Now that's fair--in that Simon turned out to be correct and Paul Ehrlich incorrect--like Climate Change, the Population Explosion was very much in vogue with scientists--but then too--the cry wolf effect has been noted in tornado warnings. People become jaded even in the face of real threats. And climate science has gotten better, too.

So Cosmos is very much a political statement -- a statement that we should let science and intelligence guide our policies as a society rather than superstition and obfuscation.

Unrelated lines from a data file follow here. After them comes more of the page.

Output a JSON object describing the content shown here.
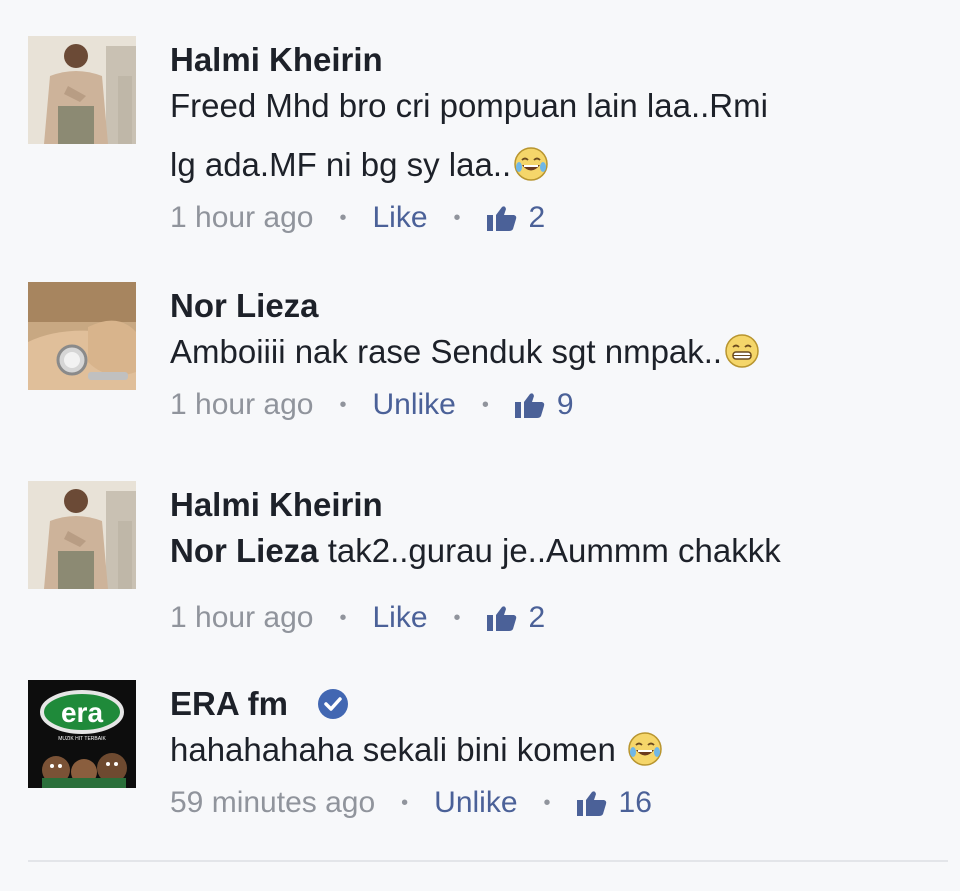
{
  "comments": [
    {
      "author": "Halmi Kheirin",
      "text_line1": "Freed Mhd bro cri pompuan lain laa..Rmi",
      "text_line2": "lg ada.MF ni bg sy laa..",
      "emoji": "laughing-tears-emoji",
      "time": "1 hour ago",
      "action": "Like",
      "likes": "2"
    },
    {
      "author": "Nor Lieza",
      "text_line1": "Amboiiii nak rase Senduk sgt nmpak..",
      "emoji": "grinning-emoji",
      "time": "1 hour ago",
      "action": "Unlike",
      "likes": "9"
    },
    {
      "author": "Halmi Kheirin",
      "mention": "Nor Lieza",
      "text_line1": " tak2..gurau je..Aummm chakkk",
      "time": "1 hour ago",
      "action": "Like",
      "likes": "2"
    },
    {
      "author": "ERA fm",
      "verified": true,
      "text_line1": "hahahahaha sekali bini komen ",
      "emoji": "laughing-tears-emoji",
      "time": "59 minutes ago",
      "action": "Unlike",
      "likes": "16",
      "avatar_logo": "era",
      "avatar_tagline": "MUZIK HIT TERBAIK"
    }
  ],
  "separator": "•",
  "colors": {
    "text": "#1d2129",
    "meta": "#90949c",
    "link": "#4b6198",
    "verified": "#4267b2",
    "era_green": "#1f8a3a"
  }
}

Sadly people in science are human too--as we saw from a recent NPR report:

http://cosmoquest.org/forum/showthr...arp-Findings&p=2217011&highlight=#post2217011


It started with William Jennings Bryan, who was hostile to "Darwinism" because social Darwinist ideas underlaid the military movement among German officials that led to World War I. If he'd understood the truth about evolutionary theory, that it was never intended as a justification for militarism and conquest, he might never have opposed it at all. And without his opposition, American fundamentalists would probably have never begun to see evolutionary theory as a threat to their faith, or at least not as a major one.

Well said.

He would be ashamed at Paul Ryan and his hatred for the poor. Bryan was a decent man.
He might have called for the new Pope to excommunicate anyone who signed on the Ryan budget.

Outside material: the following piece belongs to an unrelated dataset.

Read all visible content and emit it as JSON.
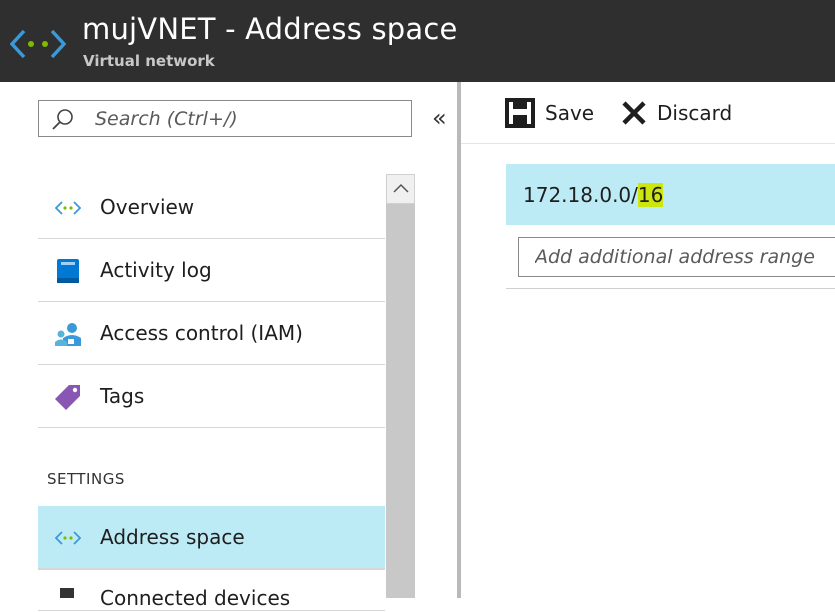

Here's an idea for you--in he way the Boondocks showed MLK surviving until today--how about a short story with a revived WJB chiding the Tea Party movement?
 
That was full-throated advocacy. The skeptics and deniers will no doubt do what they do, but the episode was exceptional in the way it explained what climate change is, why it's a terrible development, and how we can minimize its effects.
 
I'm curious about that 1957 documentary clip they showed, with that literally handwaving scientist explaining the greenhouse effect. There was a brief cutaway to an interviewer who looked like a familiar actor. Who was that?